To become the gold standard of 5G connectivity, mmWave requires a huge amount of investment in network infrastructure, and because millimeter wave signals don't travel very far, and can’t penetrate walls, small cells become vital for in-building coverage.
However, with US mobile network operators (MNOs) already billions of dollars out of pocket, having stumped up for mmWave spectrum, they have claimed that cities are not adhering to an FCC declaration that was issued in 2018, which was intended to aid the densification of 5G networks, and ensure that cities don't put unnecessary barriers in place.
The case was brought before the federal court, with Portland, Oregon cited as an example by major MNOs AT&T, T-Mobile, and Verizon.
And this week, a federal appeals court has upheld the 2018 decision by the Federal Communications Commission (FCC) to cap fees for wireless carriers, and ensure that they are “reasonable” and “no higher than the fees charged to similarly-situated competitors”.
The 2018 FCC decision
Ahead of the 2018 declaration, the FCC was already receiving complaints from MNOs over unrealistic fees for small cell installations.

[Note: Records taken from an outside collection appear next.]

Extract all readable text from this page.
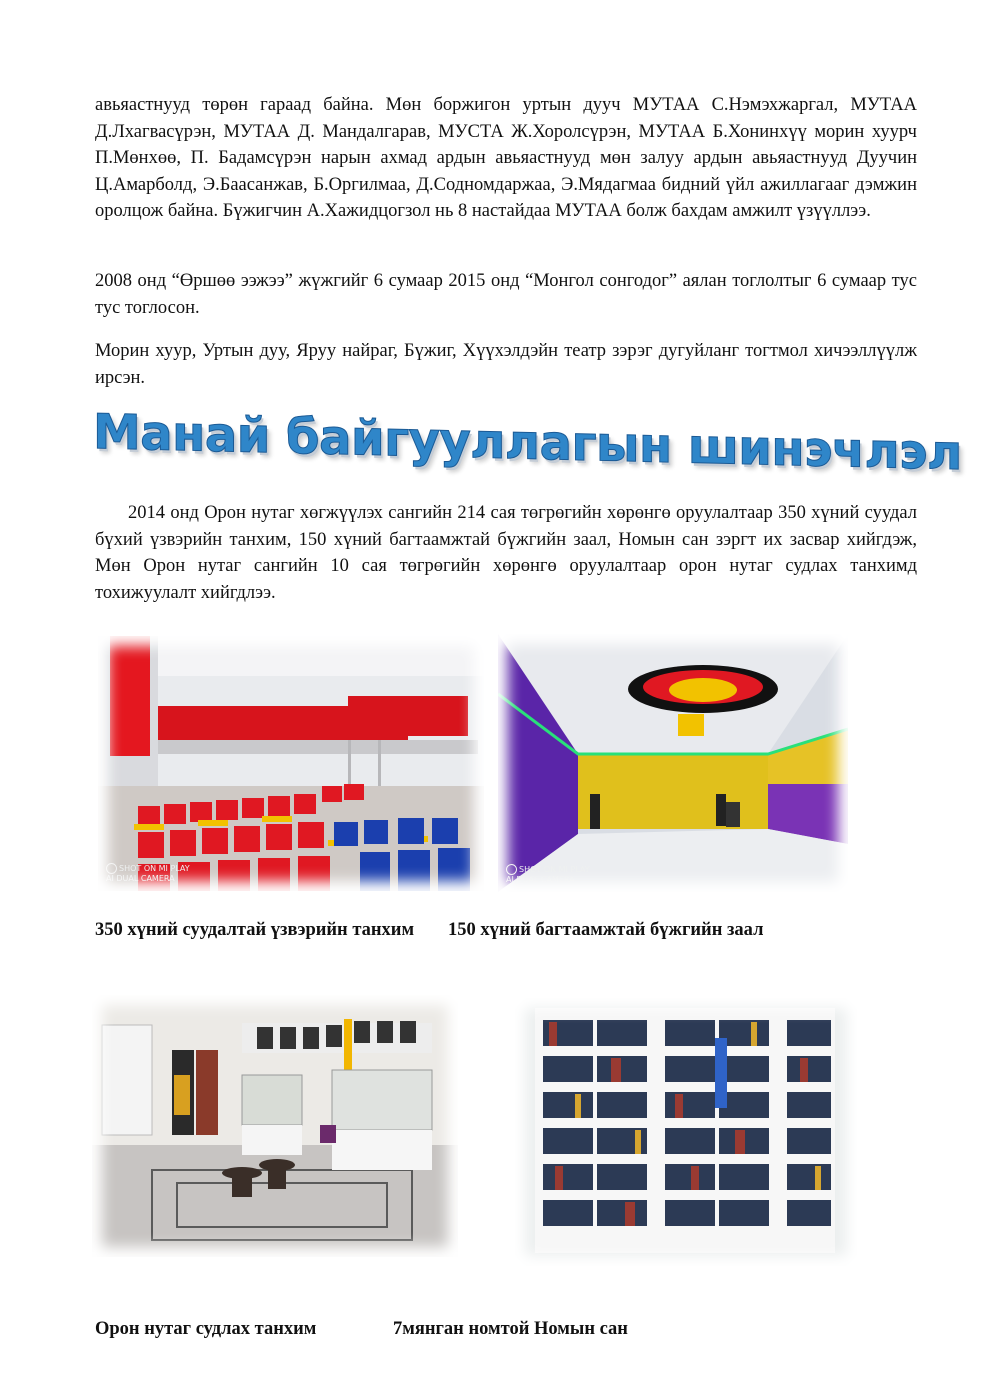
авьяастнууд төрөн гараад байна. Мөн боржигон уртын дууч МУТАА С.Нэмэхжаргал, МУТАА Д.Лхагвасүрэн, МУТАА Д. Мандалгарав, МУСТА Ж.Хоролсүрэн, МУТАА Б.Хонинхүү морин хуурч П.Мөнхөө, П. Бадамсүрэн нарын ахмад ардын авьяастнууд мөн залуу ардын авьяастнууд Дуучин Ц.Амарболд, Э.Баасанжав, Б.Оргилмаа, Д.Содномдаржаа, Э.Мядагмаа бидний үйл ажиллагааг дэмжин оролцож байна. Бүжигчин А.Хажидцогзол нь 8 настайдаа МУТАА болж бахдам амжилт үзүүллээ.

2008 онд “Өршөө ээжээ” жүжгийг 6 сумаар 2015 онд “Монгол сонгодог” аялан тоглолтыг 6 сумаар тус тус тоглосон.

Морин хуур, Уртын дуу, Яруу найраг, Бүжиг, Хүүхэлдэйн театр зэрэг дугуйланг тогтмол хичээллүүлж ирсэн.

Манай байгууллагын шинэчлэл

2014 онд Орон нутаг хөгжүүлэх сангийн 214 сая төгрөгийн хөрөнгө оруулалтаар 350 хүний суудал бүхий үзвэрийн танхим, 150 хүний багтаамжтай бүжгийн заал, Номын сан зэргт их засвар хийгдэж, Мөн Орон нутаг сангийн 10 сая төгрөгийн хөрөнгө оруулалтаар орон нутаг судлах танхимд тохижуулалт хийгдлээ.

SHOT ON MI PLAY
AI DUAL CAMERA
SHOT ON MI PLAY
AI DUAL CAMERA

350 хүний суудалтай үзвэрийн танхим 150 хүний багтаамжтай бүжгийн заал

Орон нутаг судлах танхим	7мянган номтой Номын сан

AT&T said that localities in Maryland, California, and Massachusetts had imposed fees “so high that it has had to pause or decrease deployments”. And Verizon stated that localities in New York and Washington had “required special use permits involving multiple layers of approval to locate small cells in some or all zoning districts”.
In light of these accounts of over-charging and bureaucratic red tape, the 2018 FCC decision stated that:
“[right-of-way] ROW access fees, and fees for the use of government property in the ROW, such as light poles, traffic lights, utility poles, and other similar property suitable for hosting Small Wireless Facilities, as well as application or review fees and similar fees imposed by a state or local government as part of their regulation of the deployment of Small Wireless Facilities inside and outside the ROW, violate Sections 253 or 332(c)(7) unless these conditions are met:
(1) the fees are a reasonable approximation of the state or local government’s costs;
(2) only objectively reasonable costs are factored into those fees, and;
(3) the fees are no higher than the fees charged to similarly-situated competitors in similar situations.”
Cited in the FCC’s original 2018 declaration was a report from Accenture, which estimated that, during the next three or four years, 300,000 small cells would need to be deployed – a total that it noted was “roughly double the number of macro cells built over the last 30 years”, and which the FCC now says is probably closer to 800,000.
“The many-fold increase in Small Wireless Facilities will magnify per-facility fees charged to providers,” the report said. “Per-facility fees that once may have been tolerable when providers built macro towers several miles apart now act as effective prohibitions when multiplied by each of the many Small Wireless Facilities to be deployed.”
Thankfully, for the likes of AT&T, T-Mobile, and Verizon, the 9th US Circuit Court of Appeals in San Francisco upheld the three orders the FCC adopted in 2018, which, despite objections from a number of US cities, should now make the process of rolling out small cells easier, cheaper, and quicker.
And speaking following the decision, FCC Chairman Ajit Pai called the ruling a “major victory” for the commission, and for American consumers.